I have begun translating my March Madness winnings into beer (explanation here). Mostly I invested in foreigns and mostly, I confess, in Belgians (I should be more ecumenical, but ...). One domestic I did buy is the much lauded Dogfish Head 90-Minute IPA. Everyone loves it. Esquire called it "perhaps the best I.P.A. in America." Zymurgy didn't stop there, and instead called it "the best commercial beer in America." Raters on both Ratebeer and Beer Advocate give it top marks. In other words, next stop: Transcendence.
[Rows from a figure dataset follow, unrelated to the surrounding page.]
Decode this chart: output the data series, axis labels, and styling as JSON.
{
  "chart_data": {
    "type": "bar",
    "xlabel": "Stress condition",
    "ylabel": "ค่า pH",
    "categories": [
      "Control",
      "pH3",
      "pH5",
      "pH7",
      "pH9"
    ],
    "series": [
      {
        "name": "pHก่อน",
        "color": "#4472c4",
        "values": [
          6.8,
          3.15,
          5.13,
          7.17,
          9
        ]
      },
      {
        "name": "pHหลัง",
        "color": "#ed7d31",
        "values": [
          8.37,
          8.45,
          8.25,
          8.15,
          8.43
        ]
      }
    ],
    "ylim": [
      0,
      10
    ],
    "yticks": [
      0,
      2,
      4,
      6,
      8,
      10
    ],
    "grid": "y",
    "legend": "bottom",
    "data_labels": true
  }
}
Dogfish Head has three versions of its IPA, identified by the length of time they infuse the boil with hops. The 90-minute weighs in at 9% and 90 IBUs. Along the East Coast it is renowned for how extreme it is, particularly those 90 IBUs. What I admired about the beer is that the long boil seats the hop flavor into the caramelly maltiness so that the perception of depth is enhanced. Unlike the East Coasters who regard it as cosmically hoppy, I found it leaning in the direction of a barleywine, emphasis on the malt and alcohol. The hops are roughed up during that long boil, and their more evanescent qualities are lost in the boil or kept hidden under the iron fist of the malt and alcohol. I'm not a huge barleywine fan, but as barleywines go, it's a nice version. But it's hardly exceptional, and for a proud and loyal resident of Beervana, all this swooning over an above-average beer looks a little silly.

The Northwest is the furthest region from population centers of our country's founding. The generations of immigrants to Oregon have shared the desire to want to get away from home, and they had to do something more than wander here--they had to want to come. We are too far away and too small to attract the attention of the nation (except Seattle, which is largely misrepresented), and this provokes in us a strong ambivalence. We don't wish to attract attention to our little paradise, because that runs the risk of attracting immigrants who don't understand what makes it a paradise. On the other hand, when you live in paradise, you chafe when the rest of the world fails to acknowledge it.

So it is with beer. I am confident that only Belgium rivals Oregon for the variety of beer, broad availability, and penetration into the consciousness of the residents. But our beers don't leave the Northwest, and when they do, they meet perplexed reception by those who do not have the appreciation and sophistication of our drinkers. On that "Best Commercial Beers" list, 50 in all, there are only three Oregon beers--all from Rogue, the only brewery with national distribution. None rank higher than 34, and that beer is Dead Guy, a decent beer that almost no one in Beervana would call Oregon's best. Yet to the brain trust in Colorado, this is our pièce de résistance.

It's the cross we bear. Our beer is the best, but like our region, no one knows or will or can ever acknowledge it. To the rest of the country, we have the delusions of grandeur typical of parochial backwaters where people just don't know better. And since there are so many parochial backwaters where the locals have delusions of grandeur, I don't blame em.

Fair enough, but I'm still saying Dogfish Head is a good but forgettable beer. A solid B but nothing more. Take that, Delaware!